Böcek Tepetaklak’ın kılavuzluğunda hayata tersinden bakmanın güzelliklerini keşfettiren Bahçede Ters Giden Bir Şey Var, keyifli anlatımının satır aralarında önemli konulara değinerek uzun uzun düşündürüyor.

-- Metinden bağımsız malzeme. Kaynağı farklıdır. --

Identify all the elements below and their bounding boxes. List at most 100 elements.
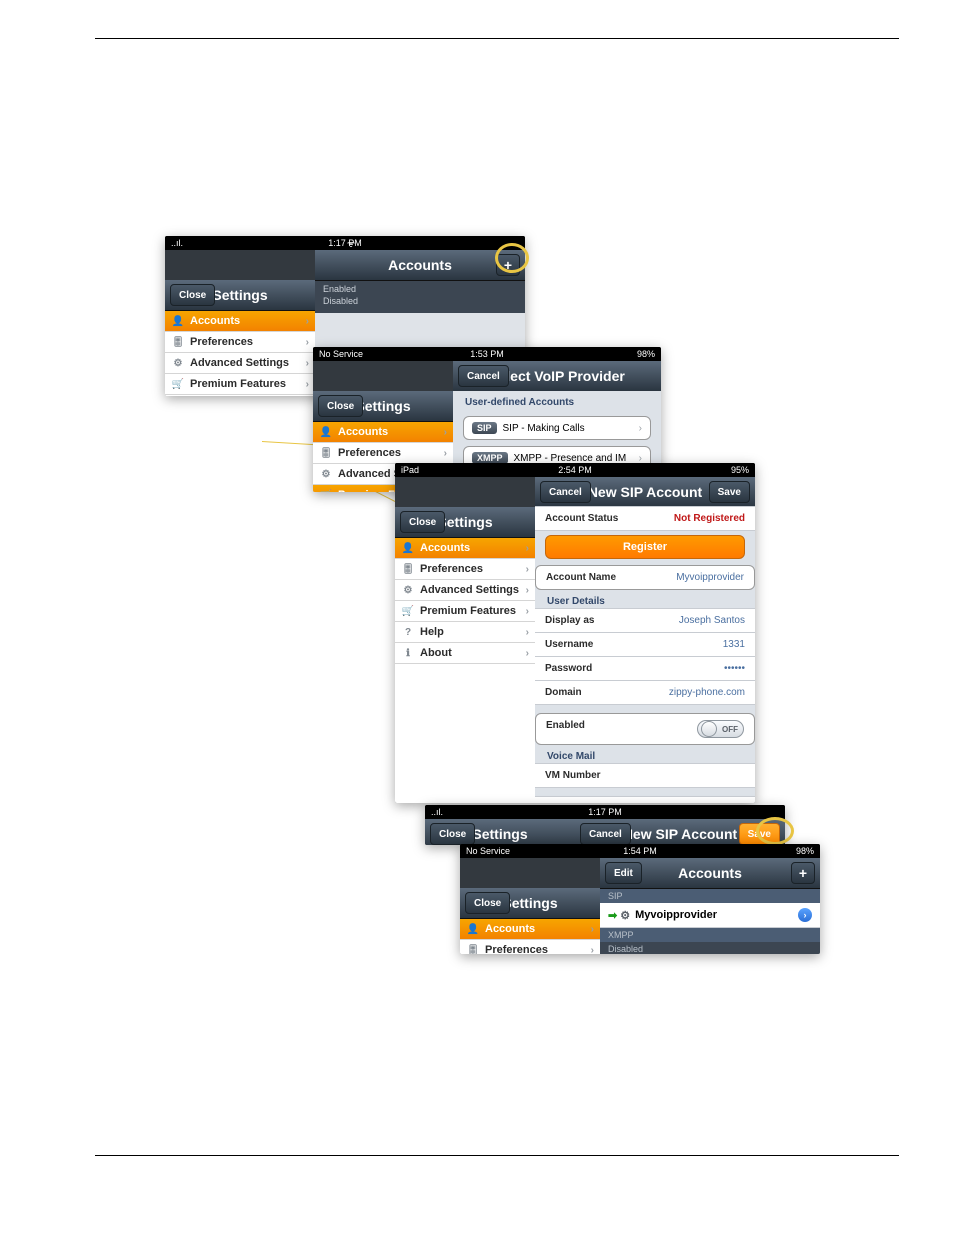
user-defined-header: User-defined Accounts [453,391,661,410]
settings-navbar: Close Settings [460,888,600,919]
display-as-row[interactable]: Display asJoseph Santos [535,608,755,633]
clock: 2:54 PM [558,465,592,475]
close-button[interactable]: Close [318,395,363,417]
sidebar-item-label: Accounts [420,542,470,554]
sidebar-item-label: Accounts [190,315,240,327]
cancel-button[interactable]: Cancel [540,481,591,503]
settings-title: Settings [212,287,267,303]
cell-label: XMPP - Presence and IM [514,453,627,464]
edit-button[interactable]: Edit [605,862,642,884]
adv-icon: ⚙ [319,469,333,480]
register-button[interactable]: Register [545,535,745,559]
sidebar-item-label: Advanced Settings [190,357,289,369]
sidebar-item-accounts[interactable]: 👤Accounts› [460,919,600,940]
settings-navbar: Close Settings [313,391,453,422]
prem-icon: 🛒 [319,490,333,493]
prem-icon: 🛒 [401,606,415,617]
vm-number-row[interactable]: VM Number [535,763,755,788]
chevron-right-icon: › [306,379,309,390]
close-button[interactable]: Close [465,892,510,914]
sidebar-item-prefs[interactable]: 🎚Preferences› [460,940,600,954]
sidebar-item-prem[interactable]: 🛒Premium Features› [165,374,315,395]
enabled-row[interactable]: Enabled OFF [535,713,755,745]
sidebar-item-prefs[interactable]: 🎚Preferences› [313,443,453,464]
password-row[interactable]: Password•••••• [535,656,755,681]
status-bar: No Service 1:53 PM 98% [313,347,661,361]
sidebar-item-label: Preferences [485,944,548,954]
panel-accounts-list: No Service 1:54 PM 98% Close Settings 👤A… [460,844,820,954]
sidebar-item-prem[interactable]: 🛒 Premium Features › [395,601,535,622]
chevron-right-icon: › [591,924,594,935]
enabled-disabled-header: Enabled Disabled [315,281,525,313]
prefs-icon: 🎚 [171,337,185,348]
clock: 1:54 PM [623,846,657,856]
close-button[interactable]: Close [170,284,215,306]
cancel-button[interactable]: Cancel [458,365,509,387]
account-status-row: Account Status Not Registered [535,506,755,531]
settings-sidebar: Close Settings 👤Accounts›🎚Preferences›⚙A… [395,507,536,803]
sidebar-item-label: Accounts [338,426,388,438]
sidebar-item-label: About [420,647,452,659]
add-account-button[interactable]: + [496,254,520,276]
account-row[interactable]: ➡ ⚙ Myvoipprovider › [600,903,820,928]
accounts-navbar: Accounts + [315,250,525,281]
settings-title: Settings [355,398,410,414]
close-button[interactable]: Close [430,823,475,845]
panel-new-sip: iPad 2:54 PM 95% Close Settings 👤Account… [395,463,755,803]
sidebar-item-label: Preferences [190,336,253,348]
settings-sidebar: Close Settings 👤Accounts›🎚Preferences›⚙A… [460,888,601,954]
protocol-badge: SIP [472,422,497,434]
sidebar-item-help[interactable]: ?Help› [165,395,315,396]
chevron-right-icon: › [306,337,309,348]
top-rule [95,38,899,39]
sidebar-item-adv[interactable]: ⚙Advanced Settings› [395,580,535,601]
close-button[interactable]: Close [400,511,445,533]
account-name-row[interactable]: Account Name Myvoipprovider [535,565,755,590]
add-account-button[interactable]: + [791,862,815,884]
sidebar-item-about[interactable]: ℹAbout› [395,643,535,664]
chevron-right-icon: › [526,543,529,554]
domain-row[interactable]: Domainzippy-phone.com [535,680,755,705]
sidebar-item-label: Advanced Settings [420,584,519,596]
prefs-icon: 🎚 [401,564,415,575]
accounts-list-detail: Edit Accounts + SIP ➡ ⚙ Myvoipprovider ›… [600,858,820,954]
voice-mail-header: Voice Mail [535,745,755,764]
sip-navbar: Cancel New SIP Account Save [575,819,785,845]
cell-label: SIP - Making Calls [503,423,585,434]
voip-type-cell[interactable]: SIP SIP - Making Calls › [463,416,651,440]
status-bar: No Service 1:54 PM 98% [460,844,820,858]
sidebar-item-accounts[interactable]: 👤Accounts› [165,311,315,332]
sidebar-item-accounts[interactable]: 👤 Accounts › [395,538,535,559]
disclosure-icon[interactable]: › [798,908,812,922]
sidebar-item-accounts[interactable]: 👤Accounts› [313,422,453,443]
battery-pct: 98% [637,349,655,359]
status-bar: ..ıl. ᯤ 1:17 PM [165,236,525,250]
settings-sidebar: Close Settings 👤Accounts› 🎚 Preferences › ⚙A… [165,280,316,396]
chevron-right-icon: › [444,448,447,459]
disabled-section-band: Disabled [600,942,820,954]
sidebar-item-label: Preferences [338,447,401,459]
dial-plan-row[interactable]: Dial Plan (Number Prefixes)› [535,796,755,803]
account-name: Myvoipprovider [635,909,717,921]
settings-navbar: Close Settings [425,819,575,845]
sidebar-item-prefs[interactable]: 🎚Preferences› [395,559,535,580]
status-bar: ..ıl. 1:17 PM [425,805,785,819]
cancel-button[interactable]: Cancel [580,823,631,845]
chevron-right-icon: › [526,627,529,638]
adv-icon: ⚙ [401,585,415,596]
signal-text: ..ıl. [171,238,183,248]
chevron-right-icon: › [526,648,529,659]
status-arrow-icon: ➡ [608,909,617,922]
chevron-right-icon: › [639,423,642,434]
save-button[interactable]: Save [739,823,780,845]
sidebar-item-prefs[interactable]: 🎚 Preferences › [165,332,315,353]
status-bar: iPad 2:54 PM 95% [395,463,755,477]
sidebar-item-adv[interactable]: ⚙Advanced Settings› [165,353,315,374]
chevron-right-icon: › [526,606,529,617]
username-row[interactable]: Username1331 [535,632,755,657]
enabled-toggle[interactable]: OFF [697,720,744,738]
sidebar-item-label: Premium Features [420,605,516,617]
save-button[interactable]: Save [709,481,750,503]
accounts-icon: 👤 [401,543,415,554]
sidebar-item-help[interactable]: ?Help› [395,622,535,643]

Sahi, herkes düz giderken neden bazen ters gitmemiz gerekir, hiç düşündünüz mü?..
1
Elveda Şehir
Otobüs çok sıcaktı. Sanki küçük küçük güneşler yutmuştum. Aylardan hazirandı. Okulun kapandığı gün, evet hemen o gün, yola çıkmıştık. Tatilin tamamını, ki bu tam doksan dokuz gündü, bahçede geçirmek istiyordum. Bir de otobüste midem bulanmasaydı her şey çok daha iyi olacaktı. Ama bahçeye gittiğim için o kadar mutluydum ki midemin bulanmasından bile zevk alıyordum. Kusmamak için kendimce yöntemler de geliştirmiştim artık. Gözlerimle midem arasında bir ip vardı. Gözlerimi açınca midem bulanmaya başlıyor, kapatınca bulanması duruyordu. Henüz okulda bunu anlatan bir ders görmemiştik ama ben kendi hayat tecrübemle keşfetmiştim bunu. O nedenle, güvenebilirsiniz bilgime. Ayrıca herkesin ortasında kusacak kadar küçük de değildim. Hele hele kustuktan sonra yeşil bir suratla, acaba kimler gördü beni diye etrafa utanarak bakmaya hiç niyetim yoktu. Son beş saattir, “Tut kendini, yaklaştık,” diyordu annem.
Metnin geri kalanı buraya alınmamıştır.